We see the potential for very strong share repurchase activity driving at least a mid-single-digit tailwind, but in some years it is much more than that, as seen above. In total, we see 12% earnings-per-share growth in the years to come, particularly since this year’s base of earnings is low relative to 2021.

Competitive Advantages & Recession Performance

DaVita offers largely the same care that patients can get at a variety of treatment centers, hospitals, physicians’ offices, etc. However, what DaVita has is enormous scale, a global footprint, and significant technology and analytics spending that helps it drive better outcomes for patients. DaVita is one of the largest players in this niche of healthcare, and we think it stands a very good chance of remaining as such for many years to come.

Recessions should be okay for DaVita considering it offers only medically necessary treatments. Like other healthcare companies that can not only survive, but thrive during recessions, we see DaVita as having reasonably favorable earnings stability during downturns. We don’t believe revenue would be materially impacted by a recession but note the multiple investors would be willing to pay for the stock might.

Valuation & Expected Returns

We place fair value for DaVita at 14 times earnings, which is based on how the stock has been valued in recent years. However, the recent selloff in the stock has the valuation at just 10 times earnings, which is not only well below our estimate of fair value, but is one of the lowest valuations the stock has ever seen. Thus, we believe a significant portion of total returns will be driven by a 6%+ tailwind from a rising earnings multiple.

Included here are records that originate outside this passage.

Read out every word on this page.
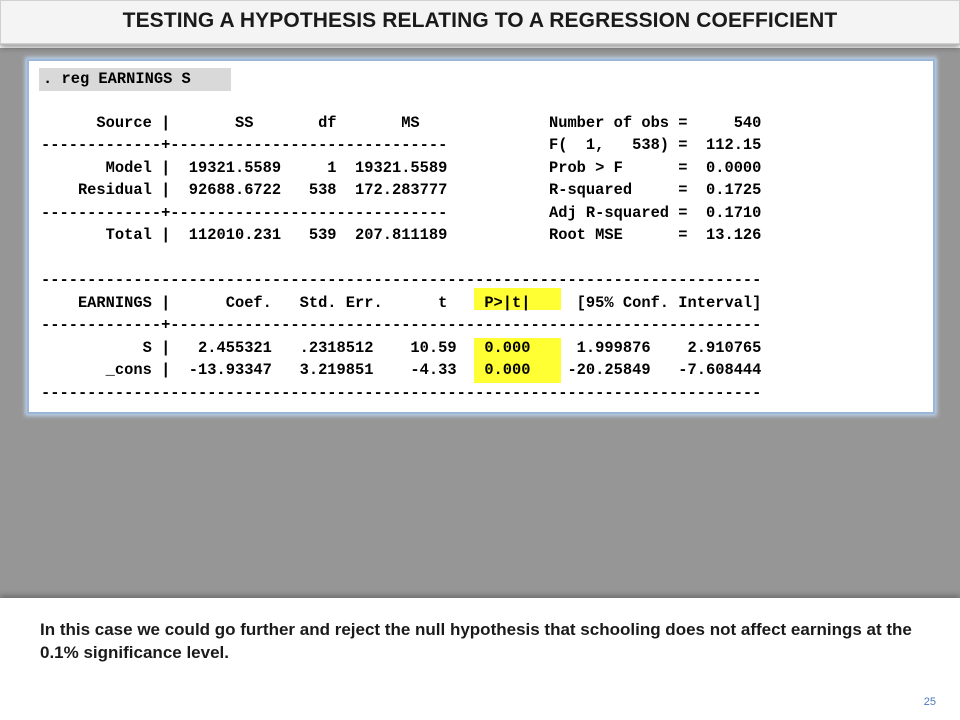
TESTING A HYPOTHESIS RELATING TO A REGRESSION COEFFICIENT
. reg EARNINGS S
Source |       SS       df       MS              Number of obs =     540
-------------+------------------------------           F(  1,   538) =  112.15
Model |  19321.5589     1  19321.5589           Prob > F      =  0.0000
Residual |  92688.6722   538  172.283777           R-squared     =  0.1725
-------------+------------------------------           Adj R-squared =  0.1710
Total |  112010.231   539  207.811189           Root MSE      =  13.126
------------------------------------------------------------------------------
EARNINGS |      Coef.   Std. Err.      t    P>|t|     [95% Conf. Interval]
-------------+----------------------------------------------------------------
S |   2.455321   .2318512    10.59   0.000     1.999876    2.910765
_cons |  -13.93347   3.219851    -4.33   0.000    -20.25849   -7.608444
------------------------------------------------------------------------------
In this case we could go further and reject the null hypothesis that schooling does not affect earnings at the 0.1% significance level.
25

DaVita does not pay a dividend to shareholders, but when we combine the valuation tailwind and our projected growth rate of 12%, we see outstanding high-teens total return potential annually in the years to come. This puts DaVita firmly into ‘buy’ territory based upon total return potential of nearly 20% annually, as shares trade for just 74% of fair value today.

Final Thoughts

While we’d prefer if DaVita returned cash to shareholders via dividends, we also respect that the company has managed to drastically shrink the float in recent years through share repurchases. We see that as a significant driver of growth in the years ahead, along with modest revenue growth. With Berkshire owning nearly two out of every five shares, we think the case for owning DaVita at current levels is convincing, even without the benefit of a dividend.